2006 Volume 31 Issue 2 Pages 157-168
During the characterization of hemorrhagic factor in venom of Rhabdophis tigrinus tigrinus, so-called Yamakagashi in Japan, one of the Colubridae family, a novel metalloproteinase with molecular weight of 38 kDa in the Duvernoy's gland of Yamakagashi was identified by gelatin zymography and by monitoring its proteolytic activity using a fluorescence peptide substrate, MOCAc-PLGLA2pr(Dnp)AR-NH 2, which was developed for measuring the well-known matrix metalloproteinase (MMP) activity.

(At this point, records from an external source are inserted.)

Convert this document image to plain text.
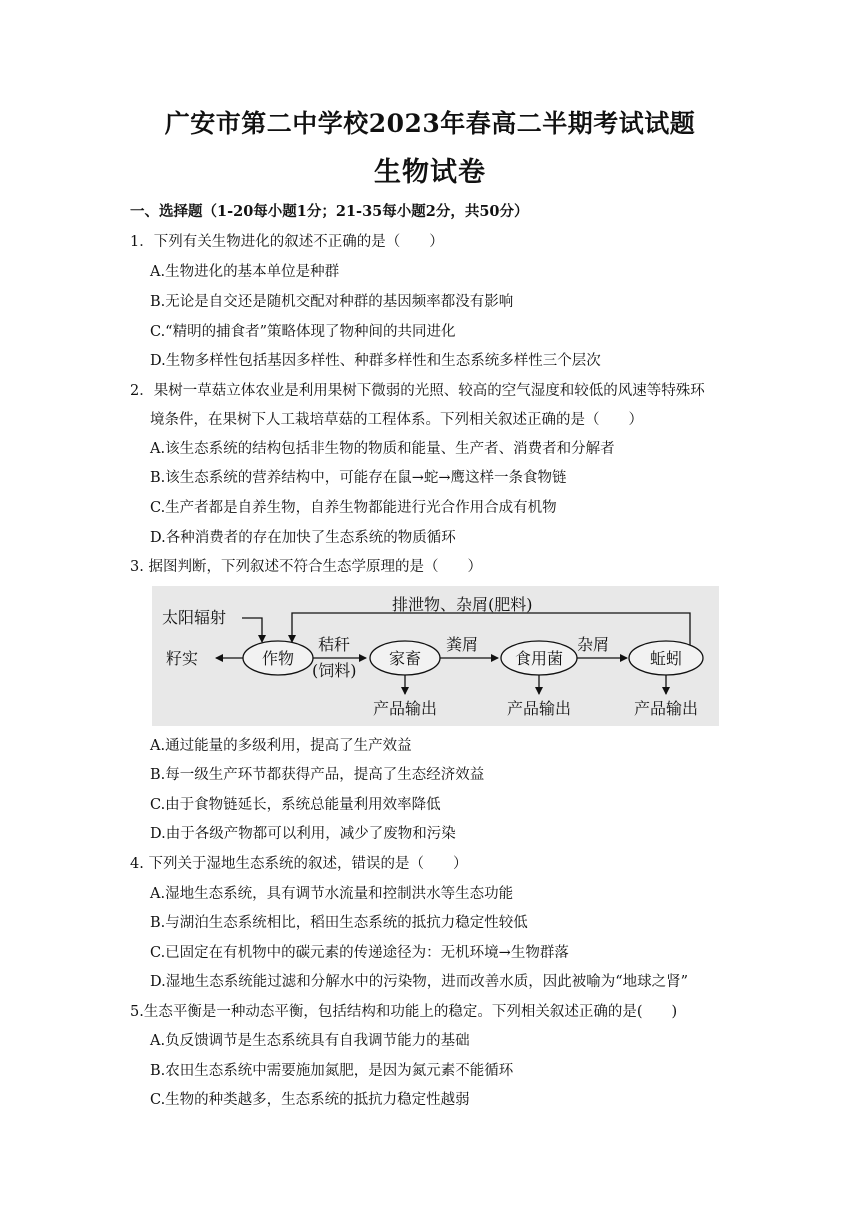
广安市第二中学校2023年春高二半期考试试题
生物试卷
一、选择题（1-20每小题1分；21-35每小题2分，共50分）
1．下列有关生物进化的叙述不正确的是（　　）
A.生物进化的基本单位是种群
B.无论是自交还是随机交配对种群的基因频率都没有影响
C.“精明的捕食者”策略体现了物种间的共同进化
D.生物多样性包括基因多样性、种群多样性和生态系统多样性三个层次
2．果树一草菇立体农业是利用果树下微弱的光照、较高的空气湿度和较低的风速等特殊环
境条件，在果树下人工栽培草菇的工程体系。下列相关叙述正确的是（　　）
A.该生态系统的结构包括非生物的物质和能量、生产者、消费者和分解者
B.该生态系统的营养结构中，可能存在鼠→蛇→鹰这样一条食物链
C.生产者都是自养生物，自养生物都能进行光合作用合成有机物
D.各种消费者的存在加快了生态系统的物质循环
3. 据图判断，下列叙述不符合生态学原理的是（　　）
太阳辐射
排泄物、杂屑(肥料)
籽实	作物
秸秆
(饲料)
家畜
粪屑
食用菌
杂屑
蚯蚓
产品输出	产品输出	产品输出
A.通过能量的多级利用，提高了生产效益
B.每一级生产环节都获得产品，提高了生态经济效益
C.由于食物链延长，系统总能量利用效率降低
D.由于各级产物都可以利用，减少了废物和污染
4. 下列关于湿地生态系统的叙述，错误的是（　　）
A.湿地生态系统，具有调节水流量和控制洪水等生态功能
B.与湖泊生态系统相比，稻田生态系统的抵抗力稳定性较低
C.已固定在有机物中的碳元素的传递途径为：无机环境→生物群落
D.湿地生态系统能过滤和分解水中的污染物，进而改善水质，因此被喻为“地球之肾”
5.生态平衡是一种动态平衡，包括结构和功能上的稳定。下列相关叙述正确的是(　　)
A.负反馈调节是生态系统具有自我调节能力的基础
B.农田生态系统中需要施加氮肥，是因为氮元素不能循环
C.生物的种类越多，生态系统的抵抗力稳定性越弱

After purification by gel filtration HPLC and/or column switch HPLC system consisting of an affinity column, which was immobilized with a synthetic BS-10 peptide (MQKPRCGVPD) originating from propeptide domain of MMP-7 and a reversed-phase column, the N-terminal amino acid sequence of the 38 kDa metalloproteinase was identified as FNTFPGDLK which shared a high homology to Xenopus MMP-9.
The 38 kDa metalloproteinase required Zn2 + and Ca2+ ions for its proteolytic activity. In addition, the proteolytic activity was almost completely inhibited by BS-10, a MMP inhibitor, but not by the serine proteinase inhibitors, cysteine proteinase inhibitors and aspartic proteinase inhibitors.Together these results demonstrated that the 38 kDa proteinase is a novel snake verom metalloproteinase (SVMP) containing HExGHxxGxxH motif which possesses high affinity to the BS-10 peptide, into its molecule, and the enzymatic properties are closed to that of MMPs.
Based on the results obtained in the present study, we concluded that the 38 kDa metalloproteinase is a novel metalloproteinase whose activity may be regulated by the cysteine switch mechanism, and could be classified as one of the matrix metalloproteinases rather than snake venom metalloproteinases.